Whitlock is back in the rotation in 2023. This time, he’s there to stay.

Boston Red Sox Spring Training Photo by Billie Weiss/Boston Red Sox/Getty Images

The Red Sox rotation has more questions than a troll beneath a bridge, allowing passage to weary adventurers. Among those many questions is, “How will Garrett Whitlock fare as a full-time starter?” Whitlock was used primarily as a starter in the minor leagues in the Yankees’ system before being selected by the Red Sox in the Rule 5 draft and becoming a reliever. After he spent his entire rookie season in the pen, he made nine starts in 2022, although he both started and finished the season as a reliever. He’s slated to spend the entirety of the 2023 season in the rotation after he was used in multiple roles last season, according to GM Brian O’Halloran.

Why It Might Not Work

Here’s a look at a few of Whitlock’s 2022 splits between the rotation and the pen:

His numbers are better as a reliever, which is to be expected to an extent. He wasn’t built up as a starter in spring training and really needed to learn how to be a major league starter on the fly. It’s a different approach to pitching as a starter, knowing you’ll see each hitter two or three times in a game. Based on his starts last season, he’s still working out how to balance his pitch mix in a starting role.

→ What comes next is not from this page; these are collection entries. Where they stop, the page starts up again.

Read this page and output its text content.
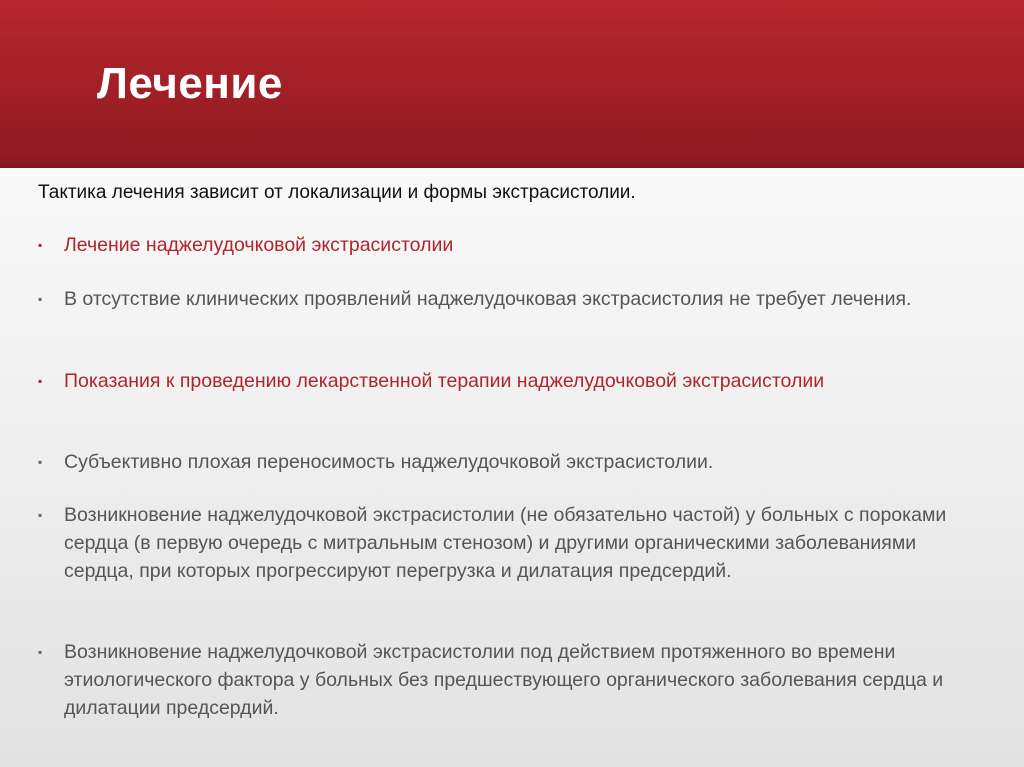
Лечение

Тактика лечения зависит от локализации и формы экстрасистолии.

▪ Лечение наджелудочковой экстрасистолии
▪ В отсутствие клинических проявлений наджелудочковая экстрасистолия не требует лечения.
▪ Показания к проведению лекарственной терапии наджелудочковой экстрасистолии
▪ Субъективно плохая переносимость наджелудочковой экстрасистолии.
▪ Возникновение наджелудочковой экстрасистолии (не обязательно частой) у больных с пороками сердца (в первую очередь с митральным стенозом) и другими органическими заболеваниями сердца, при которых прогрессируют перегрузка и дилатация предсердий.
▪ Возникновение наджелудочковой экстрасистолии под действием протяженного во времени этиологического фактора у больных без предшествующего органического заболевания сердца и дилатации предсердий.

Whitlock’s fastball is his best pitch, but he leaned on it less when he was in the rotation. In a few starts, he deployed the pitch under 50% of the time. It could be a matter of hitters doing a better job game planning for a starter, or it could be a matter of stuff. When Whitlock starts, he’s getting fewer swings on his fastball outside of the zone, and hitters are making more contact, which could be due in part to decreased velocity. Hitters are being less aggressive, and the fastball isn’t as much of a weapon. If he can’t use his secondaries effectively, the Whitlock starter experiment might go the way of the absolute atrocity that was “McSpaghetti”.

Why It Might Work

Last season, there was a lockout, a shortened spring training, and a plethora of injuries to the pitching staff that forced Whitlock to shuffle between the rotation and the bullpen. This year, Whitlock has clarity about his role and is preparing to be a starter. I’m not a professional baseball player and know little about the day-to-day preparation of one. I’m sure if you, (read: I) DM Garrett Whitlock on Instagram and ask about the difference in preparation, he won’t respond. If he were to respond though, he’d likely say something Belicheckian, something along the lines of “I just want to do whatever I can to help the team win”. Most athletes are creatures of habit though, and I’m sure Whitlock is excited to have his role defined, and create a routine that helps him feel prepared.

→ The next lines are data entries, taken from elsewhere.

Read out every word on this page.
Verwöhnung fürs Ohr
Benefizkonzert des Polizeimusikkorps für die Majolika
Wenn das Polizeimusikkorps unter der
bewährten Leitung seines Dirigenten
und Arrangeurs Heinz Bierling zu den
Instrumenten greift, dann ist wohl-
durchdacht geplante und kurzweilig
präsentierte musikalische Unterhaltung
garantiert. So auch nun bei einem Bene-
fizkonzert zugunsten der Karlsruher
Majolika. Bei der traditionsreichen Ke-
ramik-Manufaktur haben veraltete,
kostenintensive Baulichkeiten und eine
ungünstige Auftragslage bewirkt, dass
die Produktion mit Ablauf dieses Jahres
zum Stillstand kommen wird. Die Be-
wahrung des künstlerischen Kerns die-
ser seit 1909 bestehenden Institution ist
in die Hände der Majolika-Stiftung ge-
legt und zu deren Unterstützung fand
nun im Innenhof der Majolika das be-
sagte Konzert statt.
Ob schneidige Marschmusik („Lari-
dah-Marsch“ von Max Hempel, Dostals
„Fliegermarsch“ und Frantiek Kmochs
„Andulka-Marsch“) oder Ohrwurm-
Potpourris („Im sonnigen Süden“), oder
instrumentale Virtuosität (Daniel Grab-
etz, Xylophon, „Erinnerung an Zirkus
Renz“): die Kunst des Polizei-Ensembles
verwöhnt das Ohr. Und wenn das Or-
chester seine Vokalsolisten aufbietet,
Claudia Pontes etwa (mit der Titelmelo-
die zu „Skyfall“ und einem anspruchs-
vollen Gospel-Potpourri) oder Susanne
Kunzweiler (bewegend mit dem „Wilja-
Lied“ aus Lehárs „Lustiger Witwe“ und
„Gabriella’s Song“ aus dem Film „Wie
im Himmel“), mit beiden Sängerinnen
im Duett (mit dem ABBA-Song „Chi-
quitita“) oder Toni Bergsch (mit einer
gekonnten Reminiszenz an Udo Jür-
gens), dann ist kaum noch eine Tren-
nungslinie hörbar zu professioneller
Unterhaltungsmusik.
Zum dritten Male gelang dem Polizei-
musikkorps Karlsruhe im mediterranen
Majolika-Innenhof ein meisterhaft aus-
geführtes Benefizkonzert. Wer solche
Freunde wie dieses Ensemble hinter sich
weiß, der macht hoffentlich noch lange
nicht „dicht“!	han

Aside from the mental aspect, Whitlock has the stuff to succeed. He has three pitches he throws confidently, enough to give different looks each time through the lineup. He can get both lefties and righties out; there’s no need to worry about a lineup stacking hitters on one side of the plate. He has no problem throwing strikes, he should be able to get through multiple innings without gassing out too early. There’s plenty of reason to believe Whitlock can remain a star while pitching every five days.


I’ve always been a fan of Whitlock out of the pen. The multi-inning relief role that’s become popular in recent years can be incredibly valuable for closing out games with a weaker bullpen. This season, the back end should be stronger, and the need for a “super-reliever” may not be as great. With so many options for the rotation, somebody else could easily fill that role as well (Kutter Crawford, anyone?) Like it or not, Whitlock will be in the rotation this year. He likely won’t throw 200 innings, but for my money, 150 innings as a starter are better than 70 innings as a reliever. With newfound consistency in mental and physical preparation, Whitlock could emerge as the ace of the 2023 rotation.